Made in India E-scooter
Born as a necessity, Chennai-based Nappinnai evolved into a consumer-oriented business. “We belong to the automotive sector and focus only on designing and producing green (electric) automotive products. The green revolution in the transportation sector has begun and we are not just moving along with the wave but creating a tide that will sweep everyone off their feet. We want to educate the people about the necessity of using electric products and Scotra CML will do that. We do have other products in the pipeline due for release, once Scotra CML has achieved its purpose,” says Naidhroven.
“Personal mobility has been a dormant market in our country. The dormancy is owed to our road infrastructure. But we came up with the solution. Our vehicle’s engineered design negates these problems and gives a smooth ride perfect for our Indian Roads.”
“Scotra CML is a local distanced electric vehicle priced at Rs 25,000 for the basic variant and goes up to Rs 69,500 for variations in range. This price is the most affordable in the personal mobility market,” says Naidhroven.

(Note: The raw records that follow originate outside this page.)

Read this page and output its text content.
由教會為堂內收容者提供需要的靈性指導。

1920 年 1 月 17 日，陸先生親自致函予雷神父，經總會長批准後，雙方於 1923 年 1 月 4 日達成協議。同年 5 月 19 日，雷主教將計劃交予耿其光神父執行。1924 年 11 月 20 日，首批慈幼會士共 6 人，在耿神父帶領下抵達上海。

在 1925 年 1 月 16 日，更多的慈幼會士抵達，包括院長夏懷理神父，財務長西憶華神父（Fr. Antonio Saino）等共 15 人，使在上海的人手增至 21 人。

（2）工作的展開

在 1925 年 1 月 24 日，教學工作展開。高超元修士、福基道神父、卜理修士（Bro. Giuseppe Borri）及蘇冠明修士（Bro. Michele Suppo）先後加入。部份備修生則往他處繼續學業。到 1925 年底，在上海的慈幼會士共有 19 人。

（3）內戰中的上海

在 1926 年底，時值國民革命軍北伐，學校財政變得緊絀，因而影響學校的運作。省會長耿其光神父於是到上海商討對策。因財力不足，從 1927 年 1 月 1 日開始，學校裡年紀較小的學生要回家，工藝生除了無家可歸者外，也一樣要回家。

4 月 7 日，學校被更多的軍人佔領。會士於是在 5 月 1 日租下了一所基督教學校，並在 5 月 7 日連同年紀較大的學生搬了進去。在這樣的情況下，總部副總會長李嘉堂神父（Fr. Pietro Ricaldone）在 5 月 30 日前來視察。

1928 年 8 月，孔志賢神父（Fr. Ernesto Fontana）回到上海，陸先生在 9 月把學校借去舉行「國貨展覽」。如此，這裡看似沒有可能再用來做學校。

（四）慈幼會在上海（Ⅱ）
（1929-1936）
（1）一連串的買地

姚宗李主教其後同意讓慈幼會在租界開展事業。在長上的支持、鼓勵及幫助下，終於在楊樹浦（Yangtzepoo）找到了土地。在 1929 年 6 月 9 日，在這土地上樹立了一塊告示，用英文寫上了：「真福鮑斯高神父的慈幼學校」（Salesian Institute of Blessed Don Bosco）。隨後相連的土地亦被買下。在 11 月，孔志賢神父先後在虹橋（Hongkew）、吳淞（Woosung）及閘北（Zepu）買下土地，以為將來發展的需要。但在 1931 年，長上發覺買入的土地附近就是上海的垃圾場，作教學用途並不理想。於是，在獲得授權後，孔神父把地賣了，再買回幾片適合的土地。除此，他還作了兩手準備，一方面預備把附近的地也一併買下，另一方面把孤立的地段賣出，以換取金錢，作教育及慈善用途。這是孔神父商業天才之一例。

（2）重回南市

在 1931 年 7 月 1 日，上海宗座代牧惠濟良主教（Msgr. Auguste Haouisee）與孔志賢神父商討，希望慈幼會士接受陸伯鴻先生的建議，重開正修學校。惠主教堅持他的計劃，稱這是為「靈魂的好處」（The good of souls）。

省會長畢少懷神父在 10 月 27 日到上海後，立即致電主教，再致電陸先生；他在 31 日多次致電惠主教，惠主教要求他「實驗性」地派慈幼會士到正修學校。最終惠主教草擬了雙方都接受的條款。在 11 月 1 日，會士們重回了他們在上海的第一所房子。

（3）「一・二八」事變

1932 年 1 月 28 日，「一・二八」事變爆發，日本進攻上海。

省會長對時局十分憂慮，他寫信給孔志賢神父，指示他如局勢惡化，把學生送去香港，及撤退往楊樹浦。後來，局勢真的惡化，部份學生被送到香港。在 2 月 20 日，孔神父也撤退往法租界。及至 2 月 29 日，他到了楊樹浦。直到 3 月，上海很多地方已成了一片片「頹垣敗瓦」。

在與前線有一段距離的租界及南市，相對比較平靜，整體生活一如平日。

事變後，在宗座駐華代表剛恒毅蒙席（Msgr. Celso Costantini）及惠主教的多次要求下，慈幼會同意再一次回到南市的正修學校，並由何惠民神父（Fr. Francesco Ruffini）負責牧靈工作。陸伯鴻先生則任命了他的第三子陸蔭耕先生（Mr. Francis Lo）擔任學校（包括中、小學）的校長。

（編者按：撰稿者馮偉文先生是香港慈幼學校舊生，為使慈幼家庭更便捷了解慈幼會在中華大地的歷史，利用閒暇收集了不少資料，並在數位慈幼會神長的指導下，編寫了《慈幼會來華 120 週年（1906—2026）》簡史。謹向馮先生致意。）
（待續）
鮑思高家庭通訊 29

Scotra CML is a completely Made in India product. Twenty percent of the raw materials are sourced from outside the country owing to their unavailability in India. However, Naidhroven says that their R&D activities are close to finding a more sustainable solution that is abundant in India. Every other material is sourced from Chennai and our manufacturing processes are outsourced to sub-manufacturers in and around the city.
“We are ready for production at this moment and the orders are lining up, and we are looking for investment to take our vision to the next level. But since it’s a capital-intensive project, convincing investors is a tough task. Also, most VC’s and Angel investors I have met hesitate to invest in our company expressing concern over its sustenance owing to my physical disability.”
Currently, there are 15 full-time employees, with additional help from interns and consultants hired whenever necessary. Nappinnai is looking for equity funding to speed up their production plans and establish distribution channels to deliver their product across India.
Naidhroven considers Nick Vujicic as his inspiration in life and feels physically challenged people have still not reached greater heights in business across the world. He dreams to build a car which is completely inclusive to all kinds of disabilities and that is how he wants to give back to the community. This young entrepreneur bids adieu saying,
"In a world where physically challenged people are encouraged to get a job and secure their future, I choose to follow my passion. I don't do this to get recognition, but I do this to show people that, limitations are with their mind, not their body."